Puccino est Ă  la fois le confident, le tĂ©moin, de la citĂ© et d’une certaine banlieue, comme pourrait l’ĂȘtre le pilier de bar dans Ces Gens-lĂ  (1966) de Jacques Brel. Oui, son surnom de « Black Jacques Brel » est ici pleinement comprĂ©hensible. Mais c’est ici un pilier de bar qui a un certain humour. L’humour de l’aĂźnĂ© voire du pĂšre (Puccino a « seulement » 23 ans alors) qui gronderait gentiment ses cadets ou ses fils. Ses « Hein ?! » (plus d’une dizaine) quelques fois couplĂ©s Ă  des bĂ©gaiements et Ă  des « enfoirĂ© ! » sont Ă  double sens : ils simulent celui qui feint d’ĂȘtre malentendant ou qui, alcoolisĂ©, aurait perdu toute ou partie de son discernement. Pourtant, ils ponctuent et affirment surtout, dans une grande familiaritĂ©/connivence ce que, dans les faits, lui et ses interlocuteurs, ont trĂšs bien compris : les formations et les diplĂŽmes qu’ils ont acquis avec fiertĂ© font partie de lots en tocs rĂ©servĂ©s Ă  tous ces jeunes sacrifiĂ©s/avariĂ©s depuis leur enfance.

A propos de la violence armĂ©e et aveugle ou aveugle et armĂ©e qui fait peur aux honnĂȘtes gens et aux mĂ©dia, Puccino rappelle que les jeunes des citĂ©s et de certaines banlieues commencent d’abord par la subir trĂšs tĂŽt avant (« ça fait beaucoup quand mĂȘme ») d’en devenir les Ă©missaires forcĂ©s ou volontaires.

L’humour de Puccino, Ă  la fois noir mais aussi calĂ© sur une certaine autodĂ©rision, Ă©vite Ă  son titre d’ĂȘtre dĂ©primant.

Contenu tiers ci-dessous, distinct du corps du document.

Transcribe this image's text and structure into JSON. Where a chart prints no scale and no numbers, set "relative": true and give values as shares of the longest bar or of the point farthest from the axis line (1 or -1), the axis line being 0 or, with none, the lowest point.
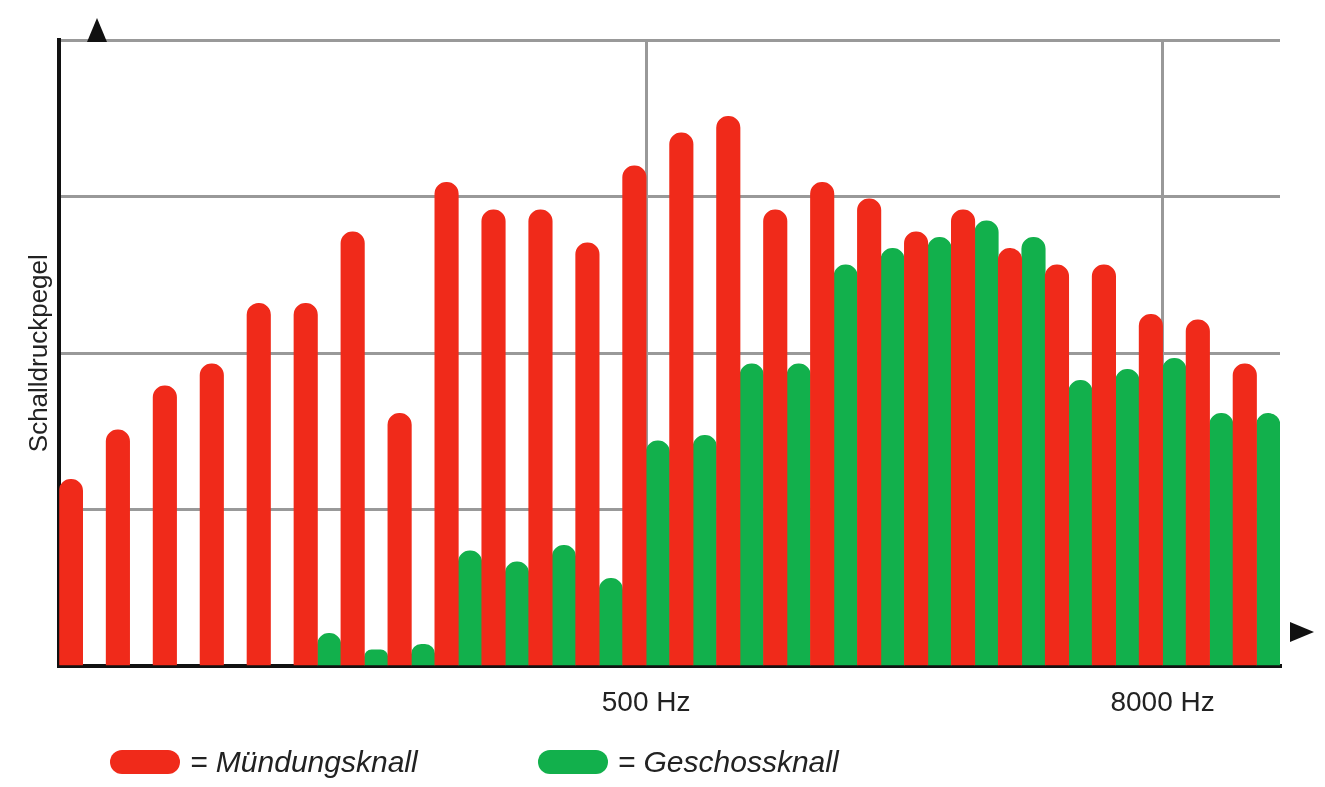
{
  "chart_data": {
    "type": "bar",
    "relative": true,
    "ylabel": "Schalldruckpegel",
    "categories": [
      null,
      null,
      null,
      null,
      null,
      null,
      null,
      null,
      null,
      null,
      null,
      null,
      "500 Hz",
      null,
      null,
      null,
      null,
      null,
      null,
      null,
      null,
      null,
      null,
      "8000 Hz",
      null,
      null
    ],
    "series": [
      {
        "name": "= Mündungsknall",
        "color": "#f02a1a",
        "values": [
          0.34,
          0.43,
          0.51,
          0.55,
          0.66,
          0.66,
          0.79,
          0.46,
          0.88,
          0.83,
          0.83,
          0.77,
          0.91,
          0.97,
          1,
          0.83,
          0.88,
          0.85,
          0.79,
          0.83,
          0.76,
          0.73,
          0.73,
          0.64,
          0.63,
          0.55
        ]
      },
      {
        "name": "= Geschossknall",
        "color": "#12b04c",
        "values": [
          null,
          null,
          null,
          null,
          null,
          0.06,
          0.03,
          0.04,
          0.21,
          0.19,
          0.22,
          0.16,
          0.41,
          0.42,
          0.55,
          0.55,
          0.73,
          0.76,
          0.78,
          0.81,
          0.78,
          0.52,
          0.54,
          0.56,
          0.46,
          0.46
        ]
      }
    ],
    "grid": true,
    "legend": "bottom left"
  }
}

Dans une version plus sombre, si j’avais Ă©tĂ© Ă  mĂȘme de savoir mixer, Ă  la fin de ses quatre minutes, j’aurais relancĂ© son texte Ă  l’identique, accentuĂ© ses bĂ©gaiements, en redoublant d’échos certaines de ses phrases et de ses « Hein ?! » en faisant porter Ă  son texte la chemise de cendres d’une dĂ©mence Ă  la fois contestataire et sans rĂ©mission.

Franck Unimon, ce lundi 18 février 2019.